Local officials and nonprofits are inviting the public to an online forum to discuss the issues of fair housing Lancaster County and how to combat discrimination in the housing market.

The discussion will take place via Zoom from 5 to 6 p.m. on Thursday, March 4. It is free, but registration is required. To register, click here.

Participants include city and county officials and two local housing nonprofits, the Lancaster Housing Opportunity Partnership and Community Basics.

They will discuss findings from Lancaster County's and Lancaster city's recently completed "Analysis of Impediments to Fair Housing." Entities that receive U.S. Housing & Urban Development funding are required evaluate local fair-housing conditions on a regular basis; the new analysis updates a version published in 2013.

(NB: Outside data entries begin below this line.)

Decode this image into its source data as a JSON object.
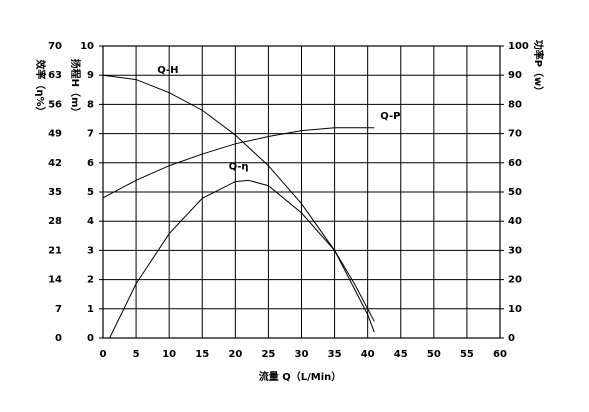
{
  "chart_data": {
    "type": "line",
    "xlabel": "流量 Q（L/Min）",
    "ylabel": "扬程H（m）",
    "y2label": "功率P（w）",
    "y3label": "效率（η%）",
    "xlim": [
      0,
      60
    ],
    "xticks": [
      0,
      5,
      10,
      15,
      20,
      25,
      30,
      35,
      40,
      45,
      50,
      55,
      60
    ],
    "ylim": [
      0,
      10
    ],
    "yticks": [
      0,
      1,
      2,
      3,
      4,
      5,
      6,
      7,
      8,
      9,
      10
    ],
    "y2lim": [
      0,
      100
    ],
    "y2ticks": [
      0,
      10,
      20,
      30,
      40,
      50,
      60,
      70,
      80,
      90,
      100
    ],
    "y3lim": [
      0,
      70
    ],
    "y3ticks": [
      0,
      7,
      14,
      21,
      28,
      35,
      42,
      49,
      56,
      63,
      70
    ],
    "grid": true,
    "series": [
      {
        "name": "Q-H",
        "color": "#000000",
        "axis": "y",
        "x": [
          0,
          5,
          10,
          15,
          20,
          25,
          30,
          35,
          40,
          41
        ],
        "values": [
          9,
          8.85,
          8.4,
          7.8,
          6.95,
          5.9,
          4.6,
          3.0,
          0.8,
          0.2
        ]
      },
      {
        "name": "Q-P",
        "color": "#000000",
        "axis": "y2",
        "x": [
          0,
          5,
          10,
          15,
          20,
          25,
          30,
          35,
          41
        ],
        "values": [
          48,
          54,
          59,
          63,
          66.5,
          69,
          71,
          72,
          72
        ]
      },
      {
        "name": "Q-η",
        "color": "#000000",
        "axis": "y3",
        "x": [
          1,
          5,
          10,
          15,
          20,
          22,
          25,
          30,
          35,
          38,
          41
        ],
        "values": [
          0,
          13,
          25,
          33.5,
          37.5,
          37.8,
          36.5,
          30,
          21,
          13,
          4
        ]
      }
    ]
  }
}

Its purpose, as explained in the introduction, is to document the state of local housing and "identify blatant or de facto impediments to fair housing choice" as well as "establish a strategy for the expansion of fair housing opportunities."

(Source: Adapted from "2021 Analysis of Impediments to Fair Housing Choice," City of Lancaster | Lancaster County Redevelopment Authority)
(Source: Adapted from "2021 Analysis of Impediments to Fair Housing Choice," City of Lancaster | Lancaster County Redevelopment Authority)

The analysis notes the tight local housing market and the growing gap between wages and housing costs. It documents socioeconomic patterns, showing that Black and Hispanic households are concentrated in Lancaster city and that nonwhite households are more likely to be cost-burdened.

"This shows a need for fair housing education ... to ensure that people of color reside predominantly in the City by choice and not by systematic segregation," it says.

The federal Fair Housing Act prohibits housing discrimination based on race, color, religion, national origin, sex, disability or familial status. This month, HUD announced that the act's sex-discrimination protections extend to sexual orientation and gender identity.